In [None]:
! whoami

In [None]:
! hostname

In [None]:
! date

## Preparation

### Install PostgreSQL

In [None]:
! sudo apt-get -y -qq update

In [None]:
! sudo apt-get -y -qq install postgresql

In [None]:
! sudo service postgresql start

### Create User and Database

In [None]:
! sudo -u postgres psql -U postgres -c "ALTER USER postgres PASSWORD 'postgres';"

In [None]:
! sudo -u postgres psql -U postgres -c "DROP DATABASE IF EXISTS training;"

In [None]:
! sudo -u postgres psql -U postgres -c 'CREATE DATABASE training;'

### Create Table

In [None]:
%env DATABASE_URL=postgresql://postgres:postgres@localhost:5432/training

In [None]:
%load_ext sql

In [None]:
%reload_ext sql

In [None]:
%%sql
select * from information_schema.columns;

In [None]:
%%sql

DROP TABLE IF EXISTS fortune500

In [None]:
%%sql
CREATE TABLE IF NOT EXISTS fortune500 (
  rank INTEGER,
  title VARCHAR(100),
  name VARCHAR(100),
  ticker VARCHAR(100),
  url VARCHAR(255),
  hq VARCHAR(100),
  sector VARCHAR(50),
  industry VARCHAR(50),
  employees INTEGER,
  revenues INTEGER,
  revenues_change REAL,
  profits NUMERIC,
  profits_change REAL,
  assets NUMERIC,
  equity NUMERIC

);

### Load Dataset

In [None]:
! wget https://www.dropbox.com/s/l3rgaxvdmg0m3ld/fortune500.csv

In [None]:
%%sql
COPY fortune500
FROM '/content/fortune500.csv' DELIMITER ',' NULL 'NA' CSV HEADER;
 

In [None]:
%%sql
select * from fortune500 
where rank = 22
limit 5;

In [None]:
%%sql

select distinct(ticker) 
from fortune500 

## Lengkapi Dengan SQL

Berapa jumlah record pada tabel fortune500

First, figure out how many rows are in fortune500 by counting them

In [None]:
%%sql

-- your code

Subtract the count of the non-NULL ticker values from the total number of rows; alias the difference as missing

In [None]:
%%sql

-- your code
SELECT count(*) - count(DISTINCT ticker) AS missing
  FROM fortune500

Repeat for the profits_change column

In [None]:
%%sql

-- Select the count of profits_change, 
-- subtract from total number of rows, and alias as missing
SELECT count(*) - count(profits_change) AS missing
  FROM fortune500

Repeat for the industry column

In [None]:
%%sql

-- Select the count of industry, 
-- subtract from total number of rows, and alias as missing
SELECT count(*) - count(industry) AS missing
  FROM fortune500

### Join tables

Part of exploring a database is figuring out how tables relate to each other. The company and fortune500 tables don't have a formal relationship between them in the database, but this doesn't prevent you from joining them.

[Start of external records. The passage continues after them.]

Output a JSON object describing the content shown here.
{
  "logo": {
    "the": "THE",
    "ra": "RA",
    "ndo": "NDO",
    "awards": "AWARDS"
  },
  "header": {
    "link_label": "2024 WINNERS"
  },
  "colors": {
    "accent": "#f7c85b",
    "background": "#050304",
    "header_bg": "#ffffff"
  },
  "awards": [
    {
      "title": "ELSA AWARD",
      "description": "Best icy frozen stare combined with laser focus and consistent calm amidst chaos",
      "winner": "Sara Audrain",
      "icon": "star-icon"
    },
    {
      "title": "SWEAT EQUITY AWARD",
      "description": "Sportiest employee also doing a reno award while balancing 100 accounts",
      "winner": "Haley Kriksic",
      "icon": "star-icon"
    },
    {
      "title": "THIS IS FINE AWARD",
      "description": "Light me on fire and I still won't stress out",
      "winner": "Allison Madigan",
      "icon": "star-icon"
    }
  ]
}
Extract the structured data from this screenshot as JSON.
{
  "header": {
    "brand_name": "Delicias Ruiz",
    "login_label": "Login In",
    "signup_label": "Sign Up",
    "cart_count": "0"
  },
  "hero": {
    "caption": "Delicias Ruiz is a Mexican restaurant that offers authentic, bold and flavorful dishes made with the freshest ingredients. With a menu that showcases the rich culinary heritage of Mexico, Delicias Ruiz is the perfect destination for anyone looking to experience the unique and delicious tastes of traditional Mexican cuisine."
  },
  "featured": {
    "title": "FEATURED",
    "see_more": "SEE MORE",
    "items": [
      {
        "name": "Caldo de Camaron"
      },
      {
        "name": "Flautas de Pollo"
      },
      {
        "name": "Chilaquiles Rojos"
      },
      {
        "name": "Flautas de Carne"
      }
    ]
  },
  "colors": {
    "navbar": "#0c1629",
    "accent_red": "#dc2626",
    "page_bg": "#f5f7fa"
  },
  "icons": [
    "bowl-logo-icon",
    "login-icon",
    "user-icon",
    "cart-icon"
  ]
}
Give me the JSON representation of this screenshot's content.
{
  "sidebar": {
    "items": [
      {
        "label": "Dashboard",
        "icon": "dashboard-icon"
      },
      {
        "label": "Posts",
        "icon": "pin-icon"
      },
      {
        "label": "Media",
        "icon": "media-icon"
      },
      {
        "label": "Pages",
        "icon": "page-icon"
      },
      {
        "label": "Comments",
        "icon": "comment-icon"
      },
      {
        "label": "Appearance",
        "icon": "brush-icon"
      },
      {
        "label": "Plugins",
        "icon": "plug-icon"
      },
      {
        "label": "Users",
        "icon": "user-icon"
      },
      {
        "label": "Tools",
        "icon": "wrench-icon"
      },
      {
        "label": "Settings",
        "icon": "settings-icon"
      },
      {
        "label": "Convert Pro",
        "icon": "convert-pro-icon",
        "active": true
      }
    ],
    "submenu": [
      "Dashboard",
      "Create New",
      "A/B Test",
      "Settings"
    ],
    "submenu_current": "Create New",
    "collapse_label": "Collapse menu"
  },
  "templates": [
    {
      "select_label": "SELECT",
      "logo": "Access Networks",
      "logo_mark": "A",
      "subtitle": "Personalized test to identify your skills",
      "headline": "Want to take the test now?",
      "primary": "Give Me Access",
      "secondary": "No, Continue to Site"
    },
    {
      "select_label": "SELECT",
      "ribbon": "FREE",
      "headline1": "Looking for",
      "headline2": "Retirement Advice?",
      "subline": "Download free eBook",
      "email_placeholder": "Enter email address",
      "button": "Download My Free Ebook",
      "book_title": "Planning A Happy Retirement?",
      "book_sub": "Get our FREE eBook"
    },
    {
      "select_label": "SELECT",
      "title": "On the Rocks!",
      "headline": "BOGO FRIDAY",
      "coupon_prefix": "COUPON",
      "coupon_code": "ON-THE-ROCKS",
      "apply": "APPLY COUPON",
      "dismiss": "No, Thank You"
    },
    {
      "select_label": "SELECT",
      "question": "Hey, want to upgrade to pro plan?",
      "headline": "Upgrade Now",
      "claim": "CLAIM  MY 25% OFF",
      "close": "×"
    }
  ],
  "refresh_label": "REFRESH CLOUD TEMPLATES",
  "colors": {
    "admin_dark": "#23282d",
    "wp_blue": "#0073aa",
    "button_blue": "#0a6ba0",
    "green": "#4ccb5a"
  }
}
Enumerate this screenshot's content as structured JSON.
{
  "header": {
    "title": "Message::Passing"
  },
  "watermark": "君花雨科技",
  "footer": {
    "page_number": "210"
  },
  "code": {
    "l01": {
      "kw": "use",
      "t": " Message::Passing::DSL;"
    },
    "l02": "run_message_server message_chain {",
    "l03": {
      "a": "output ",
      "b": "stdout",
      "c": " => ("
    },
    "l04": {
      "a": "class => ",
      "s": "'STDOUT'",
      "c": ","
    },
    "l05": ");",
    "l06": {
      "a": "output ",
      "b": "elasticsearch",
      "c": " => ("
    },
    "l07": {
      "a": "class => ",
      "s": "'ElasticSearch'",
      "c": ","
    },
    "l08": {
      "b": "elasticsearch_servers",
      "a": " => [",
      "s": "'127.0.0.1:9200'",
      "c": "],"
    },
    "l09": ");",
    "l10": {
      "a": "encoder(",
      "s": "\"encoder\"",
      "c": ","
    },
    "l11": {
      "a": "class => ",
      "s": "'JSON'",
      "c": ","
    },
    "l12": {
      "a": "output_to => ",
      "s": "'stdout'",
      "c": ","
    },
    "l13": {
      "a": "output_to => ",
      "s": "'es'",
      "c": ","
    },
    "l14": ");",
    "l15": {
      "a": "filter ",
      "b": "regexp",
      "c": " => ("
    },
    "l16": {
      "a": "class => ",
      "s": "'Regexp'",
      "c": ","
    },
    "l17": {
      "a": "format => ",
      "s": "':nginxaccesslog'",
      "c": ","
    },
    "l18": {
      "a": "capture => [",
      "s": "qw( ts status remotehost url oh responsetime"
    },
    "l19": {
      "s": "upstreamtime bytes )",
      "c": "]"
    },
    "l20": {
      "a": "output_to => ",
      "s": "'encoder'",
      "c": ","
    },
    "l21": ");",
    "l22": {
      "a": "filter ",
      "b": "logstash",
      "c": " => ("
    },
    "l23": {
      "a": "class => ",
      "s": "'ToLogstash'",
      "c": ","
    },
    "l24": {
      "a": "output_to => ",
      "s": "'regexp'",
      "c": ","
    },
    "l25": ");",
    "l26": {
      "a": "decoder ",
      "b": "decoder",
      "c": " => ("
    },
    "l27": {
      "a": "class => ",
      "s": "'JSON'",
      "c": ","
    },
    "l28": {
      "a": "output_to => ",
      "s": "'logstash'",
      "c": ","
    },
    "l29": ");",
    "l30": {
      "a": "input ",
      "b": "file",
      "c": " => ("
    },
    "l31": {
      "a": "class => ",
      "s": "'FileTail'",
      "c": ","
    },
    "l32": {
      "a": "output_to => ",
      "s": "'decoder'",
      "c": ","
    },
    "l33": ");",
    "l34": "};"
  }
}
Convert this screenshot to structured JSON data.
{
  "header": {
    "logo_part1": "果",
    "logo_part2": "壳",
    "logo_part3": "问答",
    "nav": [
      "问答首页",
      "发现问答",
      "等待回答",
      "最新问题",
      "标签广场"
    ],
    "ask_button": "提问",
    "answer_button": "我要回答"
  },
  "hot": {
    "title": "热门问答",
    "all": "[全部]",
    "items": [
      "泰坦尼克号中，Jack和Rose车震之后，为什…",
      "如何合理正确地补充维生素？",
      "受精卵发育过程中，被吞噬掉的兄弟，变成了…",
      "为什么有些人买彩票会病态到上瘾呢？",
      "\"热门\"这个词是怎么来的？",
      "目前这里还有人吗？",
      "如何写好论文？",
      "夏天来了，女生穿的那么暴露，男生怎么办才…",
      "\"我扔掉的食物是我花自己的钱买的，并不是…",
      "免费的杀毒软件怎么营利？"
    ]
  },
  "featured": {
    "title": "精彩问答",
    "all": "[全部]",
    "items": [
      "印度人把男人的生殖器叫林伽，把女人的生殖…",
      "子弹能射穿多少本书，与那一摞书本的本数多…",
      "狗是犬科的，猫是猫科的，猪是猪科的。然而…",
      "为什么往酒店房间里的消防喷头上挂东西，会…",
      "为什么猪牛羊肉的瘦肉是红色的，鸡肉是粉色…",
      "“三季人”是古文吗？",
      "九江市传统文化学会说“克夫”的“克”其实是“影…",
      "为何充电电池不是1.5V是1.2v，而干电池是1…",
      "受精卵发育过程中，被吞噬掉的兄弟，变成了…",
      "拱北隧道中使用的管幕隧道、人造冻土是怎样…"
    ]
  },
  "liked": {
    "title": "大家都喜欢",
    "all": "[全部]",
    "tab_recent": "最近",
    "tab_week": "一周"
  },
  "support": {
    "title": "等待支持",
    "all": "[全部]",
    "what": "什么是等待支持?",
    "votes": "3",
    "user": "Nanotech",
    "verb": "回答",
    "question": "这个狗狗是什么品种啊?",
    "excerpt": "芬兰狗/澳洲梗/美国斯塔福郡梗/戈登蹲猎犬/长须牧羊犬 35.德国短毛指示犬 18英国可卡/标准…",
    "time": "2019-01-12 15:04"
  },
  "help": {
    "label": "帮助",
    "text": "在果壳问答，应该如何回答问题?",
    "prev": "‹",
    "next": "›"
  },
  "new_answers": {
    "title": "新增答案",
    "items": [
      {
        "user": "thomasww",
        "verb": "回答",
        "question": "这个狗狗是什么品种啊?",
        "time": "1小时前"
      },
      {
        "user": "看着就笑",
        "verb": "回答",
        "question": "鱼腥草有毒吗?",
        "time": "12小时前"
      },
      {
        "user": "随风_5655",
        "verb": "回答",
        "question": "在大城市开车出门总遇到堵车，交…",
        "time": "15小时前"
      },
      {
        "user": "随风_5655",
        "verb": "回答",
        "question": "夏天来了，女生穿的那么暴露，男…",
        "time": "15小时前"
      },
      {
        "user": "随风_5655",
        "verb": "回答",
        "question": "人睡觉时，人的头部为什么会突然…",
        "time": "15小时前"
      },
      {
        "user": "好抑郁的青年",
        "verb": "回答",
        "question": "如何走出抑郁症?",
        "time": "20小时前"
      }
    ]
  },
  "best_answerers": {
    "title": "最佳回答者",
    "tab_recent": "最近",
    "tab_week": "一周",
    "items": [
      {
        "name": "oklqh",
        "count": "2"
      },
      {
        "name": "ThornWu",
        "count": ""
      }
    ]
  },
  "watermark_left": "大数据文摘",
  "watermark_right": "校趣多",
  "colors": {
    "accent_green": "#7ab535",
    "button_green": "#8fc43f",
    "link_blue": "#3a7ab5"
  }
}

To join the tables, you need to find a column that they have in common where the values are consistent across the tables. Remember: just because two tables have a column with the same name, it doesn't mean those columns necessarily contain compatible data. If you find more than one pair of columns with similar data, you may need to try joining with each in turn to see if you get the same number of results.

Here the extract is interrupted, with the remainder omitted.